U.S. House hears testimony on voting rights

Republican members of the U.S. House panel with jurisdiction over D.C. voting rights on Wednesday made clear their constitutional concerns over legislation granting the District representation.

During a hearing before the House Judiciary Committee, constitutional scholars were peppered with questions on the legality of a bill that would increase the House by two seats, with one going to the District and the other to Utah. A vote in the committee is scheduled for today.
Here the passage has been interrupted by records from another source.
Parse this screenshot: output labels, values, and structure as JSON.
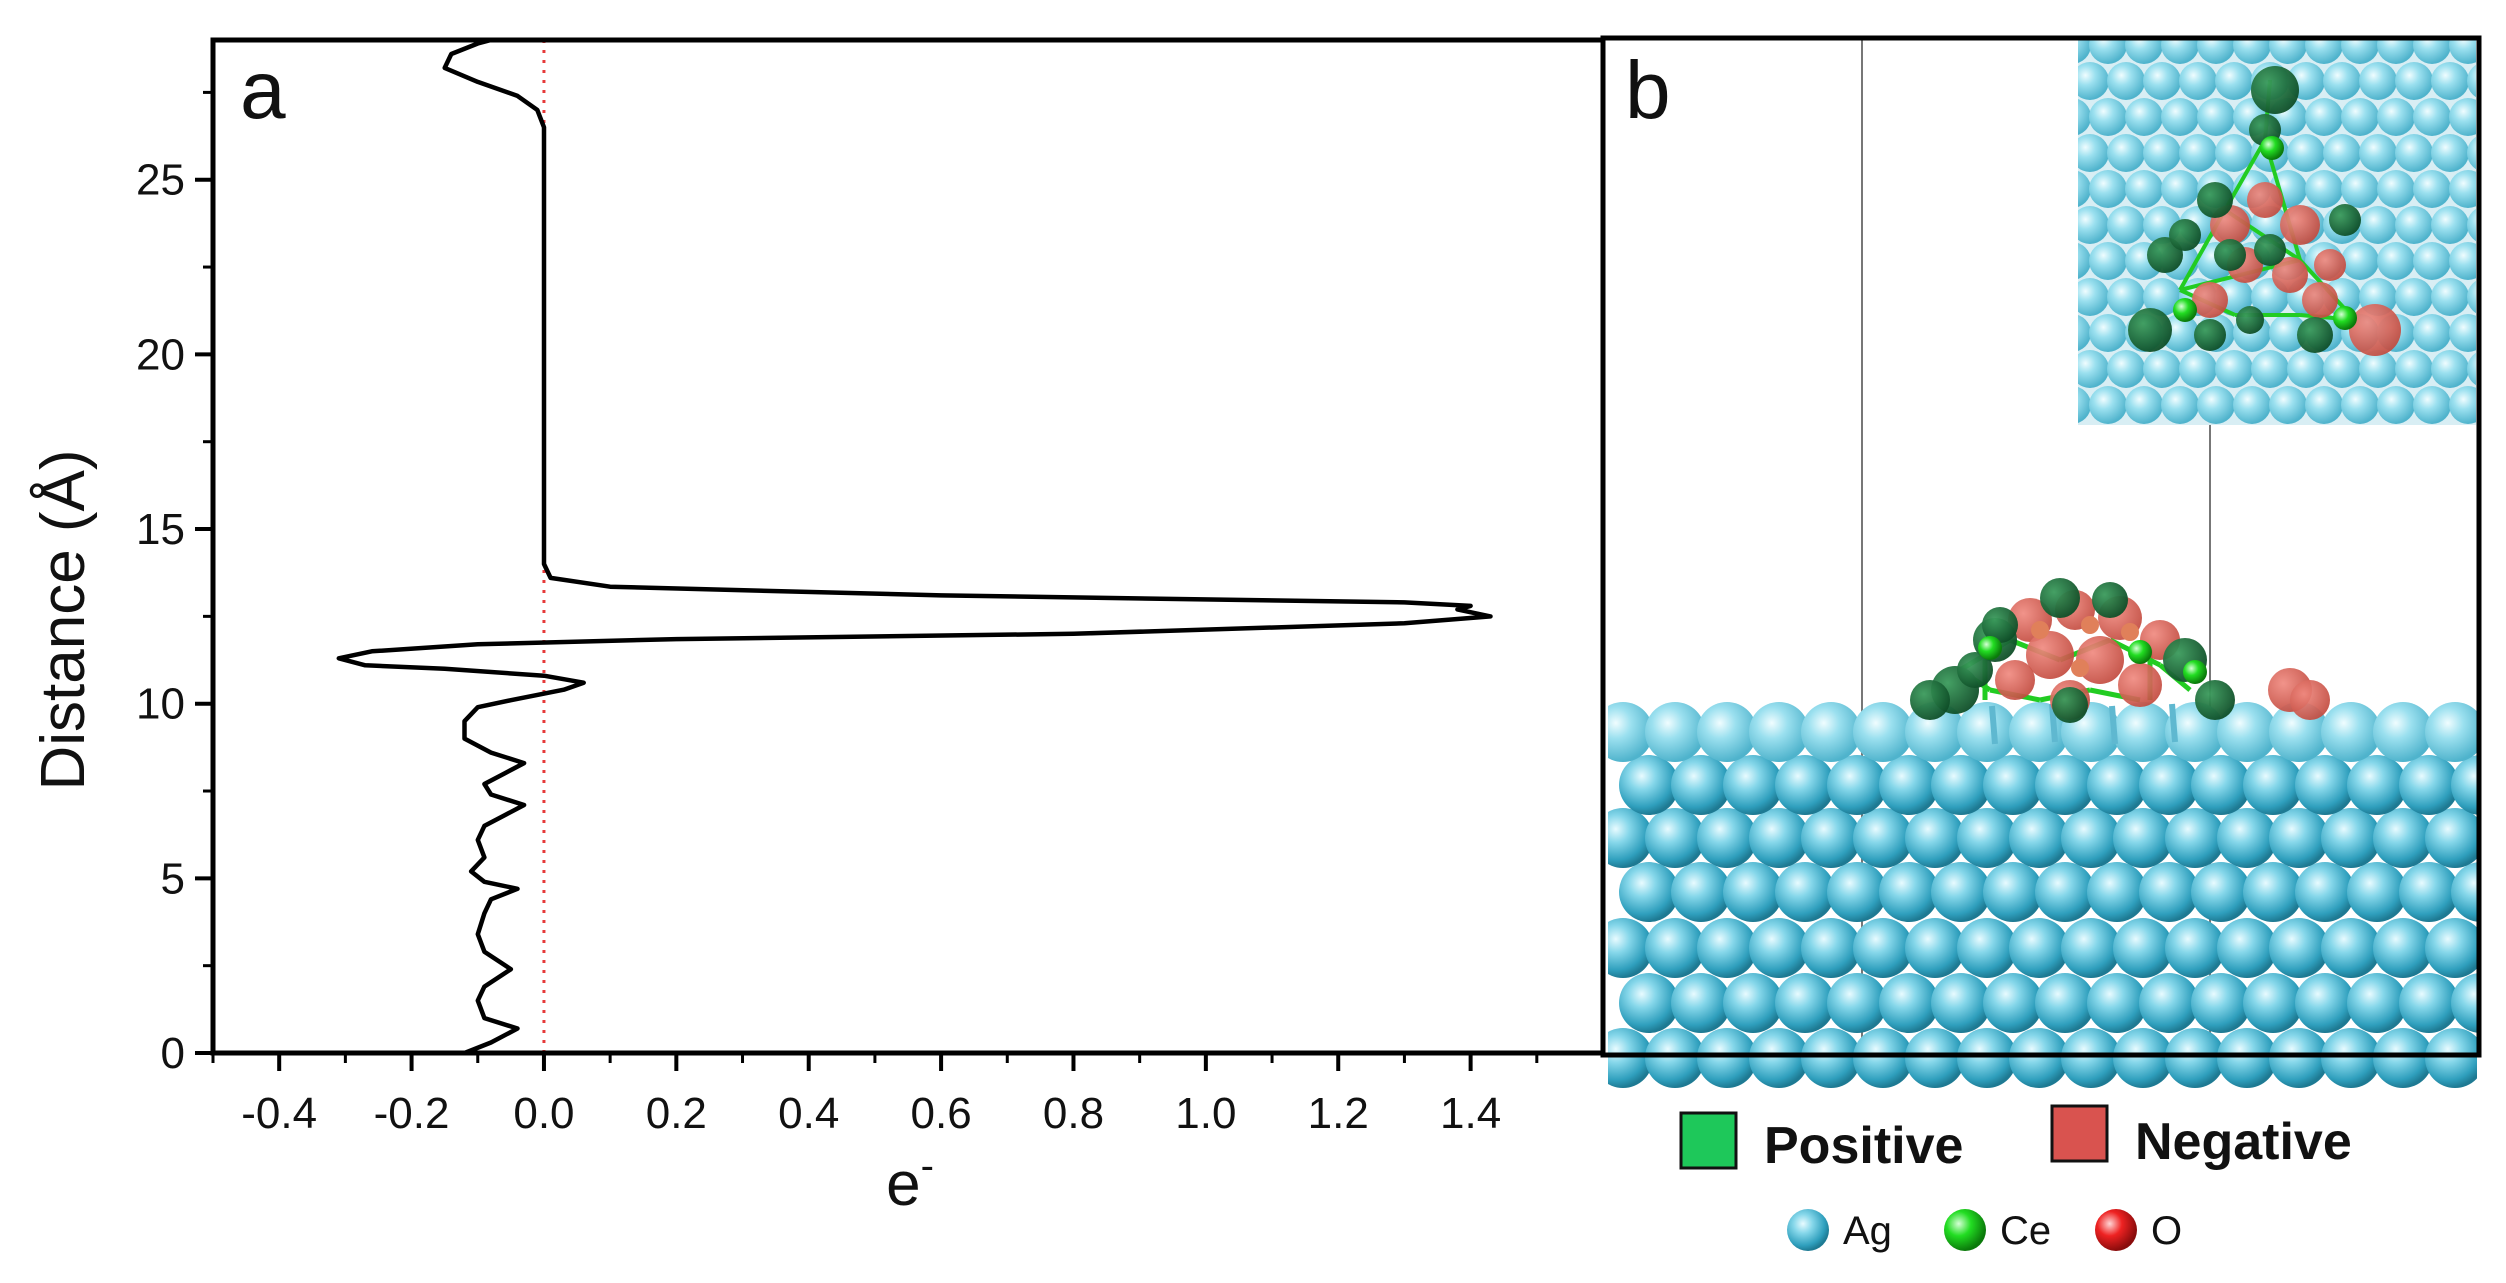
{
  "chart_data": {
    "type": "line",
    "panel_label": "a",
    "xlabel": "e",
    "xlabel_superscript": "-",
    "ylabel": "Distance (Å)",
    "xlim": [
      -0.5,
      1.6
    ],
    "ylim": [
      0,
      29
    ],
    "x_ticks": [
      -0.4,
      -0.2,
      0.0,
      0.2,
      0.4,
      0.6,
      0.8,
      1.0,
      1.2,
      1.4
    ],
    "x_tick_labels": [
      "-0.4",
      "-0.2",
      "0.0",
      "0.2",
      "0.4",
      "0.6",
      "0.8",
      "1.0",
      "1.2",
      "1.4"
    ],
    "y_ticks": [
      0,
      5,
      10,
      15,
      20,
      25
    ],
    "y_tick_labels": [
      "0",
      "5",
      "10",
      "15",
      "20",
      "25"
    ],
    "reference_line": {
      "x": 0.0,
      "style": "dotted",
      "color": "#e63a3a"
    },
    "series": [
      {
        "color": "#000000",
        "points": [
          [
            -0.12,
            0.0
          ],
          [
            -0.08,
            0.3
          ],
          [
            -0.04,
            0.7
          ],
          [
            -0.09,
            1.0
          ],
          [
            -0.1,
            1.5
          ],
          [
            -0.09,
            1.9
          ],
          [
            -0.05,
            2.4
          ],
          [
            -0.09,
            2.9
          ],
          [
            -0.1,
            3.4
          ],
          [
            -0.09,
            4.0
          ],
          [
            -0.08,
            4.4
          ],
          [
            -0.04,
            4.7
          ],
          [
            -0.09,
            4.9
          ],
          [
            -0.11,
            5.2
          ],
          [
            -0.09,
            5.6
          ],
          [
            -0.1,
            6.1
          ],
          [
            -0.09,
            6.5
          ],
          [
            -0.06,
            6.8
          ],
          [
            -0.03,
            7.1
          ],
          [
            -0.08,
            7.4
          ],
          [
            -0.09,
            7.7
          ],
          [
            -0.06,
            8.0
          ],
          [
            -0.03,
            8.3
          ],
          [
            -0.08,
            8.6
          ],
          [
            -0.12,
            9.0
          ],
          [
            -0.12,
            9.5
          ],
          [
            -0.1,
            9.9
          ],
          [
            -0.05,
            10.1
          ],
          [
            0.03,
            10.4
          ],
          [
            0.06,
            10.6
          ],
          [
            0.0,
            10.8
          ],
          [
            -0.15,
            11.0
          ],
          [
            -0.27,
            11.1
          ],
          [
            -0.31,
            11.3
          ],
          [
            -0.26,
            11.5
          ],
          [
            -0.1,
            11.7
          ],
          [
            0.2,
            11.85
          ],
          [
            0.8,
            12.0
          ],
          [
            1.3,
            12.3
          ],
          [
            1.43,
            12.5
          ],
          [
            1.38,
            12.7
          ],
          [
            1.4,
            12.8
          ],
          [
            1.3,
            12.9
          ],
          [
            0.6,
            13.1
          ],
          [
            0.1,
            13.35
          ],
          [
            0.01,
            13.6
          ],
          [
            0.0,
            14.0
          ],
          [
            0.0,
            16.0
          ],
          [
            0.0,
            20.0
          ],
          [
            0.0,
            24.0
          ],
          [
            0.0,
            26.5
          ],
          [
            -0.01,
            27.0
          ],
          [
            -0.04,
            27.4
          ],
          [
            -0.1,
            27.8
          ],
          [
            -0.15,
            28.2
          ],
          [
            -0.14,
            28.6
          ],
          [
            -0.1,
            28.9
          ],
          [
            -0.08,
            29.0
          ]
        ]
      }
    ]
  },
  "panel_b": {
    "label": "b",
    "legend": [
      {
        "label": "Positive",
        "color": "#1ec85a"
      },
      {
        "label": "Negative",
        "color": "#d9534f"
      }
    ],
    "atoms": [
      {
        "label": "Ag",
        "color": "#4fc3dc"
      },
      {
        "label": "Ce",
        "color": "#22dd22"
      },
      {
        "label": "O",
        "color": "#ee2222"
      }
    ]
  }
}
“We are the only democracy in the world where citizens living in the capital city are denied representation in their legislature,” said U.S. Rep. John Conyers Jr., D-Mich., the committee chair. “And we’re here to see if this can be changed.”

Despite the bill’s bipartisan support — D.C. Del. Eleanor Holmes Norton, a Democrat, and Virginia Republican Tom Davis co-introduced it — the measure has drawn opposition from GOP leaders, generally on constitutional grounds. Rep. Lamar Smith, R-Texas, the Judiciary Committee’s ranking member, said the legislation as written “exceeds constitutional bounds.”
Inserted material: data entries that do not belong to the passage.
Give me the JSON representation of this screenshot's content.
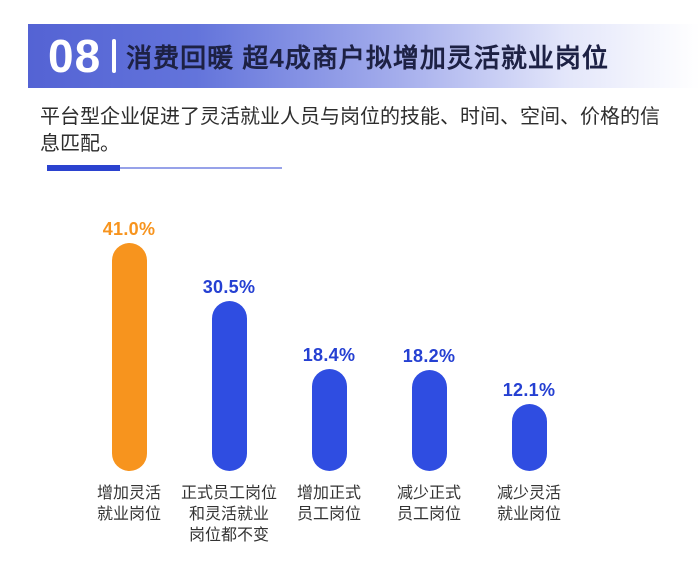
{
  "header": {
    "number": "08",
    "title": "消费回暖 超4成商户拟增加灵活就业岗位"
  },
  "intro": {
    "text": "平台型企业促进了灵活就业人员与岗位的技能、时间、空间、价格的信息匹配。"
  },
  "colors": {
    "banner_start": "#5463d4",
    "banner_end": "#ffffff",
    "title_text": "#1d2144",
    "body_text": "#2d2d2d",
    "divider_thick": "#2b42cf",
    "divider_thin": "#97a2e9",
    "bar_blue": "#2f4de1",
    "value_blue": "#2540d2",
    "bar_orange": "#f7941e",
    "value_orange": "#f7941e",
    "category_text": "#333333"
  },
  "chart_data": {
    "type": "bar",
    "title": "",
    "xlabel": "",
    "ylabel": "",
    "unit": "%",
    "ylim": [
      0,
      45
    ],
    "grid": false,
    "legend": "none",
    "categories": [
      "增加灵活就业岗位",
      "正式员工岗位和灵活就业岗位都不变",
      "增加正式员工岗位",
      "减少正式员工岗位",
      "减少灵活就业岗位"
    ],
    "category_lines": [
      [
        "增加灵活",
        "就业岗位"
      ],
      [
        "正式员工岗位",
        "和灵活就业",
        "岗位都不变"
      ],
      [
        "增加正式",
        "员工岗位"
      ],
      [
        "减少正式",
        "员工岗位"
      ],
      [
        "减少灵活",
        "就业岗位"
      ]
    ],
    "values": [
      41.0,
      30.5,
      18.4,
      18.2,
      12.1
    ],
    "value_labels": [
      "41.0%",
      "30.5%",
      "18.4%",
      "18.2%",
      "12.1%"
    ],
    "bar_colors": [
      "#f7941e",
      "#2f4de1",
      "#2f4de1",
      "#2f4de1",
      "#2f4de1"
    ],
    "value_label_colors": [
      "#f7941e",
      "#2540d2",
      "#2540d2",
      "#2540d2",
      "#2540d2"
    ]
  }
}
“Since D.C. is not a state, it cannot have a voting member of the House,” Smith said. “That’s not even a tough law school question.”

Republicans also chastised a stipulation that Utah’s new seat be at-large. The provision was added to protect the state’s one Democratic congressman from being gerrymandered out of his district, but Republicans say the section violates the legal precedent of “one man, one vote.”

Voting rights activists expected a fight in judiciary. But they anticipate the bill will move forward to the House floor.

“We’ve got momentum, without any question,” said Mayor Adrian Fenty, who attended the hearing but did not testify.

The hearing featured dueling constitutional scholars. Georgetown University law professor Viet Dinh argued Congress has “ample constitutional authority” to give the District a vote. But George Washington University law professor Jonathan Turley described the bill as “the most premeditated unconstitutional act by Congress in decades.”